Reinforcement learning in 3D

Implemented DQN [3] and A3C [4] algorithm for ViZDoom [1] and DeepMind Lab [2] environments.

Small network on small screen resolution trained relatively fast on simple maps:

DQN on 1 GPU: ~ 5 minutes on ViZDoom map simpler_basic.
DQN on 1 GPU: ~ 5 hours on DeepMind Lab map seekavoid_arena_01.
A3C on 1 CPU, 3 threads: ~13 minutes on ViZDoom map simpler_basic.
A3C on 1 GPU, 3 workers: ~8 minutes on ViZDoom map simpler_basic.

DQN, ViZDoom map simpler_basic

DQN, DeepMind Lab map seekavoid_arena_01

Dependencies

How to run

ViZDoom

Install ViZDoom and other dependencies
Set path to it in variable vizdoom_path
Set variable lab to False
Set path to rl_3d in path_work_dir
Run:
- DQN: ./agent_dqn.py --gpu 0
- A3C: ./agent_a3c.py

DeepMind Lab

Install DeepMind Lab and other dependencies
Set variable lab to True
Set path to rl_3d in path_work_dir
For now I used DeepMind Lab build and run system through bazel, so add build rule to lab_path/BUILD (change path_work_dir to your rl_3d path):

py_binary(
    name = "agent_dqn",
    srcs = ["*path_work_dir*/agent_dqn.py"],
    data = [":deepmind_lab.so"],
    main = "*path_work_dir*/agent_dqn.py",
)

py_binary(
    name = "agent_a3c",
    srcs = ["*path_work_dir*/agent_a3c.py"],
    data = [":deepmind_lab.so"],
    main = "*path_work_dir*/agent_a3c.py",
)

From lab_path run:
- DQN: bazel run :agent_dqn -- --gpu 0
- A3C: bazel run :agent_a3c

Thanks

A3C is a little bit tricky algorithm and there are a lot of it's implementations already.

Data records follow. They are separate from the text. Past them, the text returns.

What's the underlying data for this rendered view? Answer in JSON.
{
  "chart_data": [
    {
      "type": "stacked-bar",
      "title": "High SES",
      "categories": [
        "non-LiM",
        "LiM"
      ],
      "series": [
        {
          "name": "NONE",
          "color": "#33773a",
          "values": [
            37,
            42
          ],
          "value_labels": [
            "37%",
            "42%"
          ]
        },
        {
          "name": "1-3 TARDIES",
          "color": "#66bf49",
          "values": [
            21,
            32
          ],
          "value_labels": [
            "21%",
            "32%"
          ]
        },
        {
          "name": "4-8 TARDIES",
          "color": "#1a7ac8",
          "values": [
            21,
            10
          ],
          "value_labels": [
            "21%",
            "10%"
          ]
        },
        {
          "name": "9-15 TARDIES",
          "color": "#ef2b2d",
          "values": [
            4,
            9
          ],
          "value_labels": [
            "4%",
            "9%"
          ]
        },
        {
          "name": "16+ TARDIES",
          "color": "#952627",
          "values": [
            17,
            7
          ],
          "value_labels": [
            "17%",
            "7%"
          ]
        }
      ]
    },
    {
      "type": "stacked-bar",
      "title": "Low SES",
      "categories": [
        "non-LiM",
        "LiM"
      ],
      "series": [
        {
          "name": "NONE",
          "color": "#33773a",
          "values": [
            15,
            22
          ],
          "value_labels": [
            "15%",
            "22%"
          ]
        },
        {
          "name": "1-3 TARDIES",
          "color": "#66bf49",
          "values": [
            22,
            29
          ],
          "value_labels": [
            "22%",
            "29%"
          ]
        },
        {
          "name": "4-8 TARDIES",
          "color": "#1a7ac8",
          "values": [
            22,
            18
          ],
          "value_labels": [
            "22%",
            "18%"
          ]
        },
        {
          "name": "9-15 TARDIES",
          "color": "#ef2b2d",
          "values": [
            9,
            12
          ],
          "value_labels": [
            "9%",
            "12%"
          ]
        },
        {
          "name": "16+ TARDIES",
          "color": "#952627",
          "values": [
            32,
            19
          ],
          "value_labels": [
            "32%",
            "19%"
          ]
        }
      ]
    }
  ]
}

So as reference I used implementation by Arthur Juliani.

References

[1] Michał Kempka, Marek Wydmuch, Grzegorz Runc, Jakub Toczek, Wojciech Jaśkowski. ViZDoom: A Doom-based AI Research Platform for Visual Reinforcement Learning. arXiv:1605.02097, 2016.

[2] Charles Beattie, Joel Z. Leibo, Denis Teplyashin, Tom Ward, Marcus Wainwright, Heinrich Küttler, Andrew Lefrancq, Simon Green, Víctor Valdés, Amir Sadik, Julian Schrittwieser, Keith Anderson, Sarah York, Max Cant, Adam Cain, Adrian Bolton, Stephen Gaffney, Helen King, Demis Hassabis, Shane Legg, Stig Petersen. DeepMind Lab. arXiv:1612.03801, 2016.

[3] Volodymyr Mnih, Koray Kavukcuoglu, David Silver, Alex Graves, Ioannis Antonoglou, Daan Wierstra, Martin Riedmiller. Playing Atari with Deep Reinforcement Learning. arXiv:1312.5602, 2013.

[4] Volodymyr Mnih, Adrià Puigdomènech Badia, Mehdi Mirza, Alex Graves, Timothy P. Lillicrap, Tim Harley, David Silver, Koray Kavukcuoglu. Asynchronous Methods for Deep Reinforcement Learning. arXiv:1602.01783, 2016.